In diesem Beitrag entfalten wir unsere Überlegungen daher am Beispiel ausgewählter, aktueller Jugendliteratur zu Transgender-Themen, die wir in unseren fremdsprachendidaktischen Seminaren in der Lehrer*innenbildung in Gänze oder auszugsweise wiederholt eingesetzt haben, und adressieren damit auch eine wichtige Frage kritischer Ansätze, nämlich wessen Stimmen (vermittelt über literarische Repräsentationen) im Unterricht hörbar gemacht werden. Vertieft betrachten wir den Roman Symptons of Being Human (Jeff Garvin 2016) und ziehen als Vergleichshorizonte George (Alex Gino 2015), If I Was Your Girl (Meredith Russo 2016) und The Art Of Being Normal (Lisa Williamson 2015) heran. Vielmehr als um die Begründung eines bestimmten Genres oder einer bestimmten thematischen Ausrichtung geht es uns allerdings um ein Plädoyer für eine Vielfalt der Textauswahl (vgl. hierzu auch Kirchhoff 2019), die kontext- und situationsspezifisch sehr unterschiedlich sein kann und die von Schüler*innen auch im emanzipatorischen Sinne mitbestimmt werden kann (vgl. Akbari 2008: 280). Wir wählen hier die genannten literarischen Texte zu Transgender-Themen, weil an ihnen Fragen der sprachlichen Repräsentation (z.B. die Verwendung von Pronomina oder spezifisch männlichen oder weiblichen Vornamen bzw. solchen, die eine schnelle und eindeutige Zuordnung unmöglich machen) und damit verbundene Machtstrukturen exemplarisch verdeutlicht werden können und sich hiermit zentrale Anliegen kritischer Ansätze besonders gut sichtbar machen lassen. Damit ist allerdings nicht gesagt, dass nicht auch andere Genres und Textsorten, wie z.B. Film (vgl. Viebrock 2016 zu Spielfilmen; Leonhardt et al. 2020 zu Dokumentarfilmen) und Themen wie Werbung (vgl. Fehling 2010) oder die Repräsentation ethnischer oder genderbezogener Aspekte in Lehrbüchern und anderem Unterrichtsmaterial (vgl. Gray 2002) im Rahmen eines kritisch orientierten Fremdsprachenunterrichts ebenso geeignet sein können.
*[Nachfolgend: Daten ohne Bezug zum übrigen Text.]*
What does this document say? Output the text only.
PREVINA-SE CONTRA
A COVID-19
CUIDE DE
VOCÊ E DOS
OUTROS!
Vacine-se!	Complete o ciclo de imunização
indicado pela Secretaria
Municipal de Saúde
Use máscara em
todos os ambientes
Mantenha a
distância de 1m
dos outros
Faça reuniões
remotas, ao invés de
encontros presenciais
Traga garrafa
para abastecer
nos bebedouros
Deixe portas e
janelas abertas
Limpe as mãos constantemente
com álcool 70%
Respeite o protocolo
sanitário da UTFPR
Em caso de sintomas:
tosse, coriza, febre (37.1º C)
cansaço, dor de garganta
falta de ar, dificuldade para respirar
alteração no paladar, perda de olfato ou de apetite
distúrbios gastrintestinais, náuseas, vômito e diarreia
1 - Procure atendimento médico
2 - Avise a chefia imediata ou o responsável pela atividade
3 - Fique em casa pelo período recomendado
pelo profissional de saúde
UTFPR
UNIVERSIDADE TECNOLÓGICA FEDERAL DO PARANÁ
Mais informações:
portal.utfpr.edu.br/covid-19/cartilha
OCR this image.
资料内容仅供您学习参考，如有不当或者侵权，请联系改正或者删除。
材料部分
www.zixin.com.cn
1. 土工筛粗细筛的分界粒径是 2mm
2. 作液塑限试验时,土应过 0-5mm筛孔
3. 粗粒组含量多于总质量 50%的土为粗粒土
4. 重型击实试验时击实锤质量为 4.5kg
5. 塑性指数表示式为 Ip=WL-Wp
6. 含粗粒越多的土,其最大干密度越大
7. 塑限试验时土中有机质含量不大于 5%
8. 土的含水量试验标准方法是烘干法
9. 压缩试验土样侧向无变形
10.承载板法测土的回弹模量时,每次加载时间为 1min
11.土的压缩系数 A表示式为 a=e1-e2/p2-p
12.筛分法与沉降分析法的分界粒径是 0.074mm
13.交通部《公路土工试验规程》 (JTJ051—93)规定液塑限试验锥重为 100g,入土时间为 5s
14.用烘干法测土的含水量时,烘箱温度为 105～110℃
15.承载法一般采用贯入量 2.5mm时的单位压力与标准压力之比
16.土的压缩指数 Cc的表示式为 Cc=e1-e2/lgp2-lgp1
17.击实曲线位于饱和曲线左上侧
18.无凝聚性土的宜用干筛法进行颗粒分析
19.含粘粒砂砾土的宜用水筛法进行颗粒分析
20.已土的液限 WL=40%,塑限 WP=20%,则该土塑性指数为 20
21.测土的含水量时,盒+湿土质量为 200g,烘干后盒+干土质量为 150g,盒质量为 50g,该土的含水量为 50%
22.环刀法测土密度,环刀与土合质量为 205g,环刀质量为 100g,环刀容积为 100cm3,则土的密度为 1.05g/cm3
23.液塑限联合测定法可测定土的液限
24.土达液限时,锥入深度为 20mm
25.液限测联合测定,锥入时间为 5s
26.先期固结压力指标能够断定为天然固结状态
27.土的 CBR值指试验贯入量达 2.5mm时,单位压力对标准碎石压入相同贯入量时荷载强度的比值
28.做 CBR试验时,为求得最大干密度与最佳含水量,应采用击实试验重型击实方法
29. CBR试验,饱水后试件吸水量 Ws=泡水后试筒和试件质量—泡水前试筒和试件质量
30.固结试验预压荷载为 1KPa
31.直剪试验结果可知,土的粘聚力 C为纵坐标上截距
Bevor wir im Folgenden dezidierte Überlegungen zu unseren ausgewählten Materialien anstellen (vgl. Abschnitte 4 und 5), nehmen wir zunächst eine kritische Perspektivierung der Gegenstände des Fremdsprachenunterrichts (Sprache, Literatur, Cultural Studies ) vor (Abschnitt 2). Ebenso beleuchten wir die pädagogischen Perspektiven auf einen kritischen Fremdsprachenunterricht (Abschnitt 3) und leiten daraus grundsätzliche Implikationen ab, was Methoden, Materialien und Aufgabenstellungen betrifft. Diese exemplifizieren wir an einzelnen Aspekten aus den genannten Jugendromanen, bevor wir die Überlegungen in einem abschließenden Fazit (Abschnitt 6) zusammenführen.